Sole Source Justification TutorialBy: John Honovich, Published on Mar 02, 2012
The sole source justification is a very powerful yet controversial way of specifying products. Vendors love them because it eliminates competition and all but guarantees higher profits. Users often want them to simplify complex contracting procedures. However, often these justifications are abused and manipulated. In this note, we dig into sole source justifications sharing a recent practical example betwee BRS Labs and a US city.
What It Is
Typically, governments and large scale companies use competitive bidding processes to select vendors. This process is quite formalized and generally requires picking the best fit at the lowest cost, of any qualified respondent.
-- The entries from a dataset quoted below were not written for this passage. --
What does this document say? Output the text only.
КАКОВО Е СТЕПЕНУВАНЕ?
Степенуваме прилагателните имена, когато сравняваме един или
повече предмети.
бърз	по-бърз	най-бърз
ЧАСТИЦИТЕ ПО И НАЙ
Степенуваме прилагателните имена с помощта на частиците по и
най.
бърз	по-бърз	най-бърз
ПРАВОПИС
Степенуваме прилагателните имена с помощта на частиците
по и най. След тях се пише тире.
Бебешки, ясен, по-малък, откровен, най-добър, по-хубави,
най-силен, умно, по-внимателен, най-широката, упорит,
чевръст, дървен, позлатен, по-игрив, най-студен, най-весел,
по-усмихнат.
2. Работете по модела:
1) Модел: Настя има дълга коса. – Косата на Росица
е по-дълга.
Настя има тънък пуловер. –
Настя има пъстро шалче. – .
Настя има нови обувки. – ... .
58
This is done to ensure that contracts are not manipulate to benefit friends, families, bribers, etc.
Sole Source Justifications allow organizations to eliminate competitive bidding for approved products / projects. To do so, these organizations must justify why only a sole source, rather than a variety of sources, can meet the organization's needs. Sole source justification requirements are documented by many organizations globally.
Typically, 3 main rationales are used to justify a sole source:
- Unique offering - a product or service that no other organization can possibly deliver (e.g., patented core features)
- Backwards compatability - only one product can be used that works with what the organization already has (e.g., a VMS already installed)
- Timing - the product or service is needed very quickly and cannot wait for normal contracting time frames (e.g., wartime, natural disasters, etc.)
The organization will submit the justification, typically with the help of the vendor being justified. As long as the buying organization is willing to support the justification, it generally is approved. Rarely are sole source justifications critically examined or rejected. Indeed, as we will explained later, doing so is difficult.
Why Vendors Love Them
A competitive contracting process is painful for vendors, even if they are preferred by buyers:
- Timely: A formal bid process can take 3 - 6 months or longer, significantly lengthening the sales process and making it more expensive for the vendors.
- Profit Pressure: With the threat of alternative suppliers, vendors have more pressure to reduce their pricing, and therefore their profits.
- Loss of Business: An open process increases the risk that a rival vendor will sweep in and offer a less expensive or alternative offering.
By contrast, if a vendor can get the buyer to sole source their offering, the vendor is essentially guaranteed the business, can charge a higher price and get awarded the business faster.
While competitive bidding is designed to benefit buyers, weaknesses in the process make the sole source justification sometime attractive to buyers as well:
- Get What They Want: Buyers might have a preferred vendor and fear that a competitive process may force them to go with an unknown quantity that might not do a satisfactory job (note: this is controversial and other ways exist to handle this).
- Reduce Work: Running a competitive bid can be expensive and time consuming for the buyer. If the buyer 'knows' what they want, sole sourcing can eliminate this time and expense.
Vendors typically seek to justify based on uniqueness or backwards compatitability:
- Uniqueness: Frequently, vendors of emerging technologies will advocate buyers to sole source justify the specification of their products. Here's an example of BRS Labs being sole sourced for a $180,000 USD project. The buyer will typically cite a unique feature or patent of the product as the basis of the justification.
- Backwards Compatibility: Vendors of VMS, access control software and PSIM will typcially fight hard to get specified in to new deployments, often by offering deep discounts or incentives. This is done because they know that expansions will almost certainly result in the sole source justification of their products in the future.
Misuse and Abuse?
The big risk is misusing sole source justifications, especially when it comes to 'unique' offerings. A good salesmen is well aware of the power of pitching their 'unique' offering. For technology sales, it is easy to find features that only one manufacturer has. Plus, with the patent system as porous as it is, anyone can get dozens of patents of questionable value. If a vendor can get an end user excited about their offerings big marketing claims, justifying most anything as 'unique' is not hard.
It is very difficult for contracting departments who oversee these justifications to truly determine if the offering is 'unique'. Typically, the offering needs to uniquely meet the needs of the buying organization. However, this is simultaneously subjective and demands deep technological expertise than contracting people would not have in various niche domains. For example, in the BRS Labs case, is BRS Labs truly the only solution that can meet the needs of the El Paso Water Utility? Would Ipsotek be close enough? Could VideoIQ or AgentVI though using different implementations meet the needs equally as well? Even for us as domain experts it is hard for us to conclusively determine.
Sole source justifications are powerful tools that need to be carefully understood and, when necessary, objected to when overused.